FBI: US losing hacker war

A Federal Bureau of Investigation (FBI) executive says "we're not winning" the hacker war. He warns that FBI's current model to fight hackers infiltrating governments and companies is "unsustainable."
Written by Emil Protalinski, Contributor

The Federal Bureau of Investigation (FBI) says it is losing the war against hackers. Shawn Henry, an FBI executive assistant director who is preparing to leave the organization after working for more than two decades with the bureau, says that the U.S. is not keeping up with hackers. Thousands of individuals and groups around the world are taking aim at businesses and government websites, including those in the U.S., and Henry says "we're not winning."

"I don't see how we ever come out of this without changes in technology or changes in behavior, because with the status quo, it's an unsustainable model," Henry told The Wall Street Journal. "Unsustainable in that you never get ahead, never become secure, never have a reasonable expectation of privacy or security."
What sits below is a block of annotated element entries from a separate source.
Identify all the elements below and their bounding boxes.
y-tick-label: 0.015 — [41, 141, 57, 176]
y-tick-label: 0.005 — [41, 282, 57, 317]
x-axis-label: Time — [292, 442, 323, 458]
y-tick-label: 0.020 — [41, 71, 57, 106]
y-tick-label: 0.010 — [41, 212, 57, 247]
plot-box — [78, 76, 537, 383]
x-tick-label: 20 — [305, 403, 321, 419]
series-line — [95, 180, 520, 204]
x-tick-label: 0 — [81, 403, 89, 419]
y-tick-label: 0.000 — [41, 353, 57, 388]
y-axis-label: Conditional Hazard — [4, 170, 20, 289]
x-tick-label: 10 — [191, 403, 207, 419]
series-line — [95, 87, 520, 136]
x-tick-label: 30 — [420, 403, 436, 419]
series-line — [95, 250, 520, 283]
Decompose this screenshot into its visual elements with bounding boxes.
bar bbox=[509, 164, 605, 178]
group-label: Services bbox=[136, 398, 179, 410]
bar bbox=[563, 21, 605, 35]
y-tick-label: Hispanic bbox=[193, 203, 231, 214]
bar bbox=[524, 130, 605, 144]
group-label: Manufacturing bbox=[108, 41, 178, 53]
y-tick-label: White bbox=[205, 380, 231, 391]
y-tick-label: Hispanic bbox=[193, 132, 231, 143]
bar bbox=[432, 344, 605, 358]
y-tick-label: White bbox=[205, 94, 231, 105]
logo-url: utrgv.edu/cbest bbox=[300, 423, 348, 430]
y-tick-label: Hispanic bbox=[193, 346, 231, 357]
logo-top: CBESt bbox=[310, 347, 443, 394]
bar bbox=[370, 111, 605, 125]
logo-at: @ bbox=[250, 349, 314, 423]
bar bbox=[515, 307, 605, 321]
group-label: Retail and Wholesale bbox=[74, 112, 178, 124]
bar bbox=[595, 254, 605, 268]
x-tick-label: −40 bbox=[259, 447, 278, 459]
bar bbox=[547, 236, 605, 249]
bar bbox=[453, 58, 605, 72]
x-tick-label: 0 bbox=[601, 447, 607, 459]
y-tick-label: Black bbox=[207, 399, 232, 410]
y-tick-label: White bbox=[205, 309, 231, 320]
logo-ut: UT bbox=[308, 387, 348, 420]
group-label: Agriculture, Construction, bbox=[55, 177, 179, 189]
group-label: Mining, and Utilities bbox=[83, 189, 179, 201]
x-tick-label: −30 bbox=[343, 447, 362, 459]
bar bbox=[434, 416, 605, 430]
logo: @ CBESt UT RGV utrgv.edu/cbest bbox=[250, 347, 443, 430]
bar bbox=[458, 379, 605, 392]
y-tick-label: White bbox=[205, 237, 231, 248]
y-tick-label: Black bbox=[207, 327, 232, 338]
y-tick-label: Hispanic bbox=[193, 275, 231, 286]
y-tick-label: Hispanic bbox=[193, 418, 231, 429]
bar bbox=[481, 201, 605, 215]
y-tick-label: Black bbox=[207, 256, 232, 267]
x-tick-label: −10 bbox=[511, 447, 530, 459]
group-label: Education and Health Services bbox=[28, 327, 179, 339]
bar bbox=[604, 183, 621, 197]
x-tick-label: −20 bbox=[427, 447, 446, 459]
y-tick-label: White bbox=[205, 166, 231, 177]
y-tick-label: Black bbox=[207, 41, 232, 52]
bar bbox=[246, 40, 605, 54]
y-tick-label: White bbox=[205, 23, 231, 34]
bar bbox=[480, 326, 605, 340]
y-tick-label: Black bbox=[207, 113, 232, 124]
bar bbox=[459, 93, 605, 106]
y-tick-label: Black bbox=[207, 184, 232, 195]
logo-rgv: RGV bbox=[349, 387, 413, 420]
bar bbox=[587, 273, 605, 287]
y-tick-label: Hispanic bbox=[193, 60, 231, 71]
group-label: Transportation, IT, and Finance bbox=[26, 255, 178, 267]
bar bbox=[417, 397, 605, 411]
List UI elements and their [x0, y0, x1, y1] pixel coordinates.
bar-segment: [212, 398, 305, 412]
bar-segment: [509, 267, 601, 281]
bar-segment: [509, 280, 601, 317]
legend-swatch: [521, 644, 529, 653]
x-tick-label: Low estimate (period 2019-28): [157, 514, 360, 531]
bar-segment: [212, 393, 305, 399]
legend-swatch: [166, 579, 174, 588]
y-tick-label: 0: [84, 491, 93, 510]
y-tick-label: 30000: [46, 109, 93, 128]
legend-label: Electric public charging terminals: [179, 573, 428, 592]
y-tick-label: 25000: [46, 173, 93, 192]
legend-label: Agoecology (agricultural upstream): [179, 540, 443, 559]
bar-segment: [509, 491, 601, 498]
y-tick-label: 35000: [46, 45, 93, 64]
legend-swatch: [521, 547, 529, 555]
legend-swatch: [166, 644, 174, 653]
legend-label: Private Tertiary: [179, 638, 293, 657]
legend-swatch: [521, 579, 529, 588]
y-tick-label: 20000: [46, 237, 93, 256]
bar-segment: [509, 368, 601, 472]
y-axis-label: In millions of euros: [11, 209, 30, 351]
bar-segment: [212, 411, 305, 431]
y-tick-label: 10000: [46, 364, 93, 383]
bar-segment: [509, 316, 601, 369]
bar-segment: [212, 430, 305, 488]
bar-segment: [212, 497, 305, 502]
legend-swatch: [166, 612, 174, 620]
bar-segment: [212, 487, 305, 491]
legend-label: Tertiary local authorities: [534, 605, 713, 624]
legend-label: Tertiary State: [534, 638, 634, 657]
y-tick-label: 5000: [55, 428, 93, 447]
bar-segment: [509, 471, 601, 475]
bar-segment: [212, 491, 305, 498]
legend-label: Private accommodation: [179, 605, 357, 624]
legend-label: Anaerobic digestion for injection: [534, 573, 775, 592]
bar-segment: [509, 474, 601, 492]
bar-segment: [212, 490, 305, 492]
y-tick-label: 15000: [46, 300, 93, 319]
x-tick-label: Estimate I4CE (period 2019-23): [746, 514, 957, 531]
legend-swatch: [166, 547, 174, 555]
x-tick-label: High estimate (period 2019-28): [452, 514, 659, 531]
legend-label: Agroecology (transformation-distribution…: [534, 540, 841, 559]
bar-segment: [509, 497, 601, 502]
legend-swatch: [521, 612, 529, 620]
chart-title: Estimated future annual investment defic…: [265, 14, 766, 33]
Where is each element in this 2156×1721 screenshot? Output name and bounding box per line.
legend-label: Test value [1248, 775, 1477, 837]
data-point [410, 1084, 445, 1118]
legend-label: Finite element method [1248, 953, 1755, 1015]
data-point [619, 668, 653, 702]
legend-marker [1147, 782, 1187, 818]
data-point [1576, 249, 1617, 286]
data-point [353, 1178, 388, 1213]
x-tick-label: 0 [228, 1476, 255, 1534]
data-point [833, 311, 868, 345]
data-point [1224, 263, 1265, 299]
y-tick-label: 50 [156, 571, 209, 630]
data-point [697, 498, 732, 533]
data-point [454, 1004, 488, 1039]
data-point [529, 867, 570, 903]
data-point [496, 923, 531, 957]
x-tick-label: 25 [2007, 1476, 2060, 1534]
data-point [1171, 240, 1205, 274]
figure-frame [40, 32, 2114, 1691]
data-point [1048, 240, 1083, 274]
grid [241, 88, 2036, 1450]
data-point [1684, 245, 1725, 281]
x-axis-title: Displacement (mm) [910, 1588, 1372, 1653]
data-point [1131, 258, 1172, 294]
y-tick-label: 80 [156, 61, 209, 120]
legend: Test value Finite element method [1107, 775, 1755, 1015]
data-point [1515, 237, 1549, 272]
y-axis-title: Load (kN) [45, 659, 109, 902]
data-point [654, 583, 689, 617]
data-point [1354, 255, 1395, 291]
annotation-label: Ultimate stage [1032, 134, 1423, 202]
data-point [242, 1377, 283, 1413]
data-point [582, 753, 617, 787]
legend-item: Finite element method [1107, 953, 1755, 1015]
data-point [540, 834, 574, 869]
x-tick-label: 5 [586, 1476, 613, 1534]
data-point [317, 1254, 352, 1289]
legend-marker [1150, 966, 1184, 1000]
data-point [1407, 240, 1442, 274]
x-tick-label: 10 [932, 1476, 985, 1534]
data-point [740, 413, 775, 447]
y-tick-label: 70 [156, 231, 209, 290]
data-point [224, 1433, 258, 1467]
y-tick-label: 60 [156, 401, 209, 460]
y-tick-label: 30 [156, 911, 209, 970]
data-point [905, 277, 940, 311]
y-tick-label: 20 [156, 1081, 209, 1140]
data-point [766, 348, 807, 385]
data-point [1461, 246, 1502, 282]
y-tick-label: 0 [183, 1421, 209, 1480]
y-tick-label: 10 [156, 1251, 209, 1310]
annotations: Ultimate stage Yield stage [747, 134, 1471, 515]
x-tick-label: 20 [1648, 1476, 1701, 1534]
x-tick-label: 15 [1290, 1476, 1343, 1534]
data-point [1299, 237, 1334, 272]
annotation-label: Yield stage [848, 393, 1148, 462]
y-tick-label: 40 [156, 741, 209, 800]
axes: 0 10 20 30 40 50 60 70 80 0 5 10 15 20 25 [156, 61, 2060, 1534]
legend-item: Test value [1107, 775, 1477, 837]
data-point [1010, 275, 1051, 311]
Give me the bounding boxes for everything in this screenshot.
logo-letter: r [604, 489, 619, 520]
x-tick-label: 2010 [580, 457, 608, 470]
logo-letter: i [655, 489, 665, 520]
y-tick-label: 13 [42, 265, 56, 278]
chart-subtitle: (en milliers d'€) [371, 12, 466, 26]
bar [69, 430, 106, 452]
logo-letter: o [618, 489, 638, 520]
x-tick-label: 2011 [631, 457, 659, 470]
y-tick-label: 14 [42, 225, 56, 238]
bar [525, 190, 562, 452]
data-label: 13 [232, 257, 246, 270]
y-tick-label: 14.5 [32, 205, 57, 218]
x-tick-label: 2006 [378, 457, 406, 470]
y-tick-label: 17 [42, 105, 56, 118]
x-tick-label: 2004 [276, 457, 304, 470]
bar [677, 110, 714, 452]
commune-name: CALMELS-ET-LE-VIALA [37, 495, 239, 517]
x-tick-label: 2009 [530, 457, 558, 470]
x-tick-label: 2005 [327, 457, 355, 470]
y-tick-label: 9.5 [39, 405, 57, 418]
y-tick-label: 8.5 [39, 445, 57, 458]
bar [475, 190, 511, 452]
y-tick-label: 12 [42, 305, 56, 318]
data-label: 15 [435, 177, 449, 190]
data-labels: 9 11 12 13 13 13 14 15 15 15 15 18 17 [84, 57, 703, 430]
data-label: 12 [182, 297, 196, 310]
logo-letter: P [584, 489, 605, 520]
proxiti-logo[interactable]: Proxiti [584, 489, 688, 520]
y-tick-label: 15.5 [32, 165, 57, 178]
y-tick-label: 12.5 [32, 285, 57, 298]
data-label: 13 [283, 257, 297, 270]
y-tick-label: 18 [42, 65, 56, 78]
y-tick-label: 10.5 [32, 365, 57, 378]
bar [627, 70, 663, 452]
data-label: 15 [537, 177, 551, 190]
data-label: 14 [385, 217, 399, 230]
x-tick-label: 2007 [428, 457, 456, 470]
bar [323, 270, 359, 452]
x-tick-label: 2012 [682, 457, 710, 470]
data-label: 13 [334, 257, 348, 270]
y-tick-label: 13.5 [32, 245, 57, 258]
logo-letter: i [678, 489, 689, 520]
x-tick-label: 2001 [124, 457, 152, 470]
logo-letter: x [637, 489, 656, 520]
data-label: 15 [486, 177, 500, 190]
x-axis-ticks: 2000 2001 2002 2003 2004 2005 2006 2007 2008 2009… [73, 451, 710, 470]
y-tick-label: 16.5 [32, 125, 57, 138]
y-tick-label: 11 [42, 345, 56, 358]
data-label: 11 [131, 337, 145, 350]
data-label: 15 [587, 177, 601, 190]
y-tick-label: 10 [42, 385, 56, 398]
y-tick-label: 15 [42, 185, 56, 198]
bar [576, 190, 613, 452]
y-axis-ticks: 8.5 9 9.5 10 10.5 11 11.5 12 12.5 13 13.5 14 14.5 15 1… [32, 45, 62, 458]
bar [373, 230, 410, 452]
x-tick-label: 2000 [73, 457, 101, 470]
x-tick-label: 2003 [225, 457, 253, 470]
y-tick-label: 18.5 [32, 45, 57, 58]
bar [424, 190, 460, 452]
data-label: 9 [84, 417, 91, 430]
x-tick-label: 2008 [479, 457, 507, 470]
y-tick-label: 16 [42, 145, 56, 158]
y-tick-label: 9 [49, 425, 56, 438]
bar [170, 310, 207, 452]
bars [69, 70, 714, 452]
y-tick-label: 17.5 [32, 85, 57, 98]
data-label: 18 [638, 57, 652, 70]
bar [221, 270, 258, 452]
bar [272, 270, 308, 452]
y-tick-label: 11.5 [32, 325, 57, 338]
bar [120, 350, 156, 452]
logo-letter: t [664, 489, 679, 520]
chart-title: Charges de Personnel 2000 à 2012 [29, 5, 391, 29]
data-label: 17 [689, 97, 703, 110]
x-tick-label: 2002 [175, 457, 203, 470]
Furthermore, Henry said FBI agents are increasingly coming across data stolen from companies whose executives had no idea their systems had been breached (see 63% of website owners don't know how they were hacked). "We have found their data in the middle of other investigations,'' Henry told the WSJ. "They are shocked and, in many cases, they've been breached for many months, in some cases years, which means that an adversary had full visibility into everything occurring on that network, potentially.''

Henry's comments follow a statement made by Richard Clarke, a former cybersecurity and cyberterrorism advisor for the White House. He said every major U.S. company has been infiltrated by hackers employed by the Chinese government to steal R&D.

Although the number of hackers arrested around the world seems to be growing, the attacks keep coming. For example, earlier this week hacktivist group LulzSec hacked MilitarySingles.com and exposed 170,937 accounts belonging to U.S. military members looking for a date, and then hacked communications technology firm CSS Corp and publicly posted the company's entire e-mail database (66 files in total).

The main reason the FBI can't keep up is because the organization is outnumbered. Not only are there too many hackers around the world, but there are also way too many points of entry given all the companies and government agencies the FBI is interested in protecting.